Из рецензий. Константин Мильчин критически прочитал очередной том «Истории Российского Государства» Бориса Акунина, посвященный Петру Великому, – см. публикацию на сайте ТАСС (24 ноября). «Но уж больно бесхитростным вышел текст. Акунин тщательно оберегает своего читателя от любых выводов, обобщений и даже просто идей». «Российская газета» (23 ноября) поместила рецензию на книгу Романа Сенчина «Постоянное напряжение». «И какая бы безнадёга не была в большинстве рассказов на первый взгляд, в них все же теплится лучик надежды».

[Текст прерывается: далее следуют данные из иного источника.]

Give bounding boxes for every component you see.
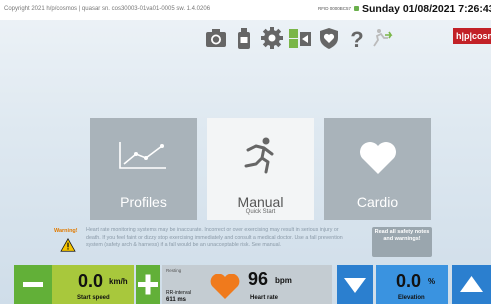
line-chart-icon [119, 142, 166, 169]
elevation-caption: Elevation [398, 295, 425, 301]
gear-icon[interactable] [260, 26, 284, 50]
camera-icon[interactable] [204, 26, 228, 50]
speed-value: 0.0 [78, 271, 104, 291]
heart-rate-value: 96 [248, 269, 269, 289]
warning-icon [60, 238, 76, 252]
manual-tile[interactable]: Manual Quick Start [207, 118, 314, 220]
toolbar: ? h|p|cosmos [0, 20, 491, 56]
rr-interval-label: RR-interval [166, 290, 192, 296]
elevation-decrease-button[interactable] [337, 265, 373, 304]
shield-heart-icon[interactable] [317, 26, 341, 50]
manual-label: Manual [237, 194, 284, 210]
elevation-increase-button[interactable] [452, 265, 491, 304]
bottle-icon[interactable] [232, 26, 256, 50]
svg-text:?: ? [350, 27, 363, 50]
cardio-label: Cardio [356, 194, 399, 210]
warning-title: Warning! [54, 228, 78, 234]
rfid-status-indicator [354, 6, 359, 11]
settings-panel-icon[interactable] [288, 26, 312, 50]
minus-icon [23, 282, 43, 287]
read-safety-notes-button[interactable]: Read all safety notes and warnings! [372, 227, 432, 257]
help-icon[interactable]: ? [345, 26, 369, 52]
speed-unit: km/h [109, 277, 128, 286]
status-bar: Copyright 2021 h/p/cosmos | quasar sn. c… [0, 0, 491, 20]
speed-decrease-button[interactable] [14, 265, 52, 304]
datetime: Sunday 01/08/2021 7:26:43 P [362, 3, 491, 15]
heart-rate-mode: Resting [166, 268, 182, 273]
rfid-label: RFID 0000BC57 [318, 6, 352, 11]
warning-text: Heart rate monitoring systems may be ina… [86, 227, 343, 249]
arrow-down-icon [344, 278, 366, 293]
running-arrow-icon[interactable] [370, 26, 394, 50]
speed-display: 0.0 km/h Start speed [52, 265, 134, 304]
speed-caption: Start speed [77, 295, 110, 301]
elevation-value: 0.0 [396, 271, 422, 291]
profiles-tile[interactable]: Profiles [90, 118, 197, 220]
brand-logo: h|p|cosmos [453, 28, 491, 44]
manual-sub-label: Quick Start [245, 209, 276, 215]
control-bar: 0.0 km/h Start speed Resting RR-interval… [0, 265, 491, 304]
elevation-unit: % [428, 277, 436, 286]
cardio-tile[interactable]: Cardio [324, 118, 431, 220]
runner-icon [244, 137, 274, 174]
profiles-label: Profiles [120, 194, 167, 210]
heart-rate-display: Resting RR-interval 611 ms 96 bpm Heart … [162, 265, 332, 304]
heart-rate-caption: Heart rate [250, 295, 279, 301]
speed-increase-button[interactable] [136, 265, 160, 304]
elevation-display: 0.0 % Elevation [376, 265, 448, 304]
arrow-up-icon [460, 276, 483, 292]
plus-icon [138, 274, 158, 295]
heart-icon [360, 142, 396, 174]
rr-interval-value: 611 ms [166, 297, 187, 303]
heart-rate-icon [210, 274, 240, 299]
copyright-text: Copyright 2021 h/p/cosmos | quasar sn. c… [4, 6, 211, 12]
heart-rate-unit: bpm [275, 276, 292, 285]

И чтоб не заканчивать пафосно, но при этом совсем не обойтись без поэзии и социального высказывания, обращу внимание на портал «Полутона» и дебют Михаила Корюкова (с лёгкой руки Евгении Риц):
в лесном массиве
возле свалки
со стороны улицы Светлая
обнаружена женщина
возраста 25–30 лет,
худощавого телосложения,
волосы русые,
точнее – клочок волос,
воротник кофты
светло-синего цвета <…>
Мальчик К.
12 лет. Белая толстовка в синюю полоску.
Девочка Т.
7 лет. Розовое платьишко, и розовый ободок с бантиком.
Бородатый мужик в рясе
из Сыктывкара едет в Красноярск.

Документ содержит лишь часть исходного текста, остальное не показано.